Party leaders swinging to Obama despite a Clinton win

Democratic Party leaders and superdelegates were breaking for Barack Obama this week, calling him the party

What happened
Democratic Party leaders and superdelegates were breaking for Barack Obama this week, calling him the party’s presumptive nominee despite Hillary Clinton’s landslide victory in the West Virginia primary. Clinton won the contest by a two-to-one margin on the strength of support from the rural state’s white, working-class voters. But it appeared to be too little, too late. Obama picked up 30 new superdelegates in the past week, including former party chairman Roy Romer and elder statesman George McGovern, who switched his allegiance from Clinton. Obama now leads Clinton in superdelegates, as well as in pledged delegates and the popular vote. “The math is controlling,” Romer said. He said it was “time for the party to unify… and begin the general election.”

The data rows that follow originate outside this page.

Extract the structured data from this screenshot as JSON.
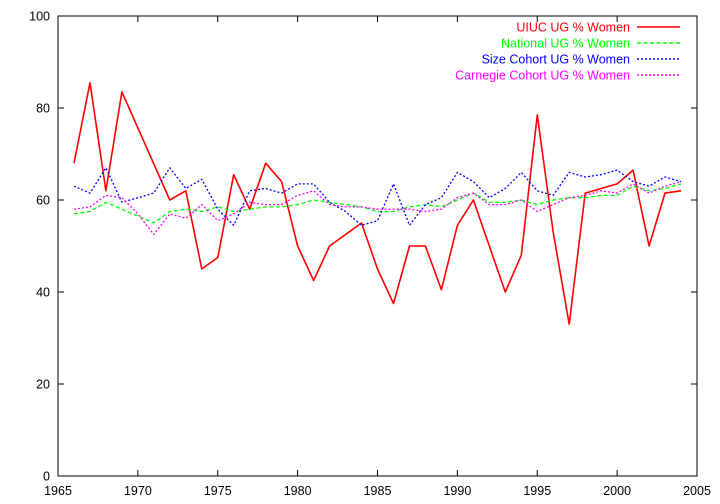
{
  "chart_data": {
    "type": "line",
    "title": "",
    "xlabel": "",
    "ylabel": "",
    "xlim": [
      1965,
      2005
    ],
    "ylim": [
      0,
      100
    ],
    "xticks": [
      1965,
      1970,
      1975,
      1980,
      1985,
      1990,
      1995,
      2000,
      2005
    ],
    "yticks": [
      0,
      20,
      40,
      60,
      80,
      100
    ],
    "grid": false,
    "legend_position": "top-right",
    "series": [
      {
        "name": "UIUC UG % Women",
        "color": "#ff0000",
        "dash": "solid",
        "x": [
          1966,
          1967,
          1968,
          1969,
          1972,
          1973,
          1974,
          1975,
          1976,
          1977,
          1978,
          1979,
          1980,
          1981,
          1982,
          1984,
          1985,
          1986,
          1987,
          1988,
          1989,
          1990,
          1991,
          1992,
          1993,
          1994,
          1995,
          1996,
          1997,
          1998,
          2000,
          2001,
          2002,
          2003,
          2004
        ],
        "values": [
          68,
          85.5,
          62,
          83.5,
          60,
          62,
          45,
          47.5,
          65.5,
          58,
          68,
          64,
          50,
          42.5,
          50,
          55,
          45,
          37.5,
          50,
          50,
          40.5,
          54.5,
          60,
          50,
          40,
          48,
          78.5,
          53,
          33,
          61.5,
          63.5,
          66.5,
          50,
          61.5,
          62
        ]
      },
      {
        "name": "National UG % Women",
        "color": "#00ff00",
        "dash": "dashed",
        "x": [
          1966,
          1967,
          1968,
          1969,
          1970,
          1971,
          1972,
          1973,
          1974,
          1975,
          1976,
          1977,
          1978,
          1979,
          1980,
          1981,
          1982,
          1983,
          1984,
          1985,
          1986,
          1987,
          1988,
          1989,
          1990,
          1991,
          1992,
          1993,
          1994,
          1995,
          1996,
          1997,
          1998,
          1999,
          2000,
          2001,
          2002,
          2003,
          2004
        ],
        "values": [
          57,
          57.5,
          59.5,
          58,
          56.5,
          55,
          57.5,
          58,
          57.5,
          58.5,
          57.5,
          58,
          58.5,
          58.5,
          59,
          60,
          59.5,
          59,
          58.5,
          57.5,
          57.5,
          58.5,
          59,
          58.5,
          60,
          61.5,
          59.5,
          59.5,
          60,
          59,
          60,
          60.5,
          60.5,
          61,
          61,
          63,
          62,
          62.5,
          63.5
        ]
      },
      {
        "name": "Size Cohort UG % Women",
        "color": "#0000ff",
        "dash": "dotted",
        "x": [
          1966,
          1967,
          1968,
          1969,
          1970,
          1971,
          1972,
          1973,
          1974,
          1975,
          1976,
          1977,
          1978,
          1979,
          1980,
          1981,
          1982,
          1983,
          1984,
          1985,
          1986,
          1987,
          1988,
          1989,
          1990,
          1991,
          1992,
          1993,
          1994,
          1995,
          1996,
          1997,
          1998,
          1999,
          2000,
          2001,
          2002,
          2003,
          2004
        ],
        "values": [
          63,
          61.5,
          67,
          59.5,
          60.5,
          61.5,
          67,
          62.5,
          64.5,
          58,
          54.5,
          62,
          62.5,
          61.5,
          63.5,
          63.5,
          59.5,
          57.5,
          54.5,
          55.5,
          63.5,
          54.5,
          59,
          60.5,
          66,
          64,
          60.5,
          62.5,
          66,
          62,
          61,
          66,
          65,
          65.5,
          66.5,
          64,
          63,
          65,
          64
        ]
      },
      {
        "name": "Carnegie Cohort UG % Women",
        "color": "#ff00ff",
        "dash": "dotted",
        "x": [
          1966,
          1967,
          1968,
          1969,
          1970,
          1971,
          1972,
          1973,
          1974,
          1975,
          1976,
          1977,
          1978,
          1979,
          1980,
          1981,
          1982,
          1983,
          1984,
          1985,
          1986,
          1987,
          1988,
          1989,
          1990,
          1991,
          1992,
          1993,
          1994,
          1995,
          1996,
          1997,
          1998,
          1999,
          2000,
          2001,
          2002,
          2003,
          2004
        ],
        "values": [
          58,
          58.5,
          61,
          60.5,
          57,
          52.5,
          57,
          56,
          59,
          55.5,
          57,
          59.5,
          59,
          59,
          61,
          62,
          59,
          58.5,
          58.5,
          58,
          58,
          58,
          57.5,
          58,
          60.5,
          61.5,
          59,
          59,
          60,
          57.5,
          59,
          60.5,
          61,
          62,
          61.5,
          63.5,
          61.5,
          63,
          64
        ]
      }
    ]
  }
}
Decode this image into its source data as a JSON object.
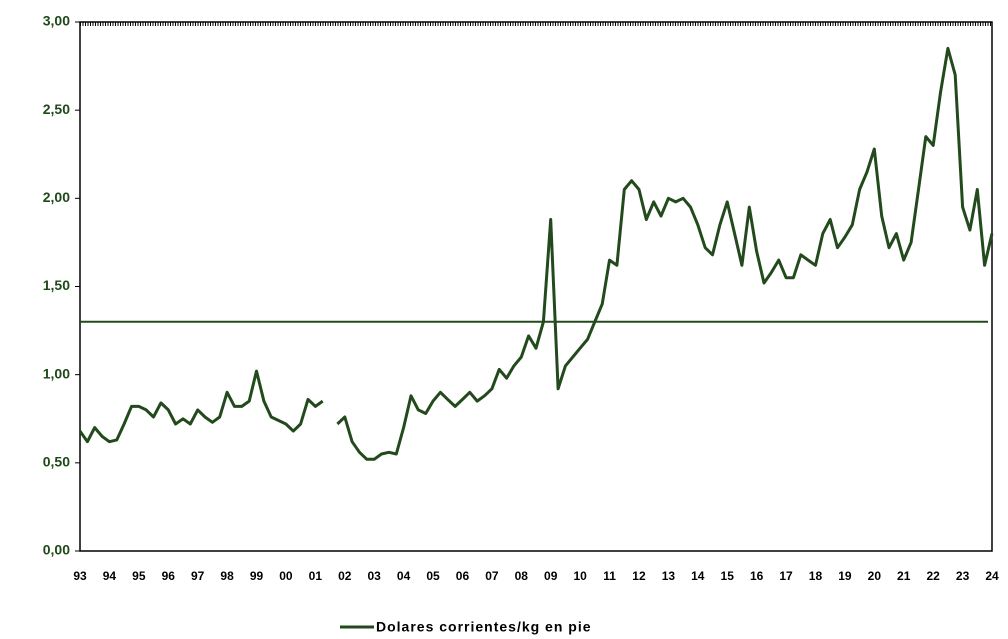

Visibly buoyed by her big win in West Virginia, Clinton vowed to fight on. “I am more determined than ever to carry on this campaign,” she told cheering supporters. Obama, meanwhile, turned his attention to Republican John McCain and the general election. “There is a lot of talk these days about how the Democratic Party is divided,” the Illinois senator said. “I know that we’ll be able to come together quickly behind a common purpose.”

What the editorials said
“The long co-dependency is over,” said The Wall Street Journal. For 16 years, Democrats indulged Bill and Hillary Clinton’s slippery politicking, loose ethics, and ideological triangulation because they wanted to win. But with the rise of Obama, “something more than a return to the trench warfare of the 1990s seemed possible.” Hillary might not be ready to face the music, but her party is already dancing with a new partner.

Clinton has every right to keep fighting, said The New York Times. What matters is how she does it. Her victory in West Virginia came after a round of “negative campaigning with disturbing racial undertones.” To the dismay of many Democratic Party leaders, she said Obama couldn’t get the support of “hardworking Americans, white Americans.” That kind of divisive rhetoric is beneath a serious candidate. If she can’t find her way back to the high road, “Clinton’s reputation will suffer more harm than it already has.”

What the columnists said
Clinton doesn’t only have a right to stay in the race, said Ellen R. Malcolm in The Washington Post. She has a responsibility to do so. Women of Clinton’s generation were too often told that when the competition got tough, they should “curtsy and exit stage right.” Clinton didn’t get to be the hero of working-class women by quitting just because the men in charge said she must.

The big question now is, “What does Hillary want?” said Michael Tackett in the Chicago Tribune. If the New York senator earnestly campaigns for Obama in the fall, she could help him “with her newfound friends, those working-class white guys swilling Budweiser,” as well as with the millions of women “who sustained her candidacy and very nearly delivered her the nomination.” No one knows yet what she’s seeking from Obama and Democratic Party leaders, but she has “a remarkable amount of leverage,” and you can be sure that they’ll have to consider giving her what she wants.

Obama, meanwhile, should be worried, said Maureen Dowd in The New York Times. Exit polls showed that race played a major role in West Virginia, and journalists and Obama volunteers reported hearing a slew of subtle and overt racist language. If Obama wants to change West Virginians’ attitudes, he “should study how JFK managed to win there despite raging anti-Catholicism.” It will require a lot of groundwork, a lot of charm, and a lot of payouts to influential local politicians.

What next?
There are five more primaries and caucuses before June 4. Clinton is favored in two, Obama in three. But the most decisive event could be a meeting in late May of the Democrats’ Rules and Bylaws Committee, which will decide what to do about Florida’s and Michigan’s delegates, who have not been counted because those states defied party rules. Half the committee members are Clinton supporters, said Jonathan Alter in Newsweek, and they might insist on opening the question to the entire convention in August. “That doesn’t guarantee a floor fight, but the threat of one gives Hillary a weapon to use both in private and public.”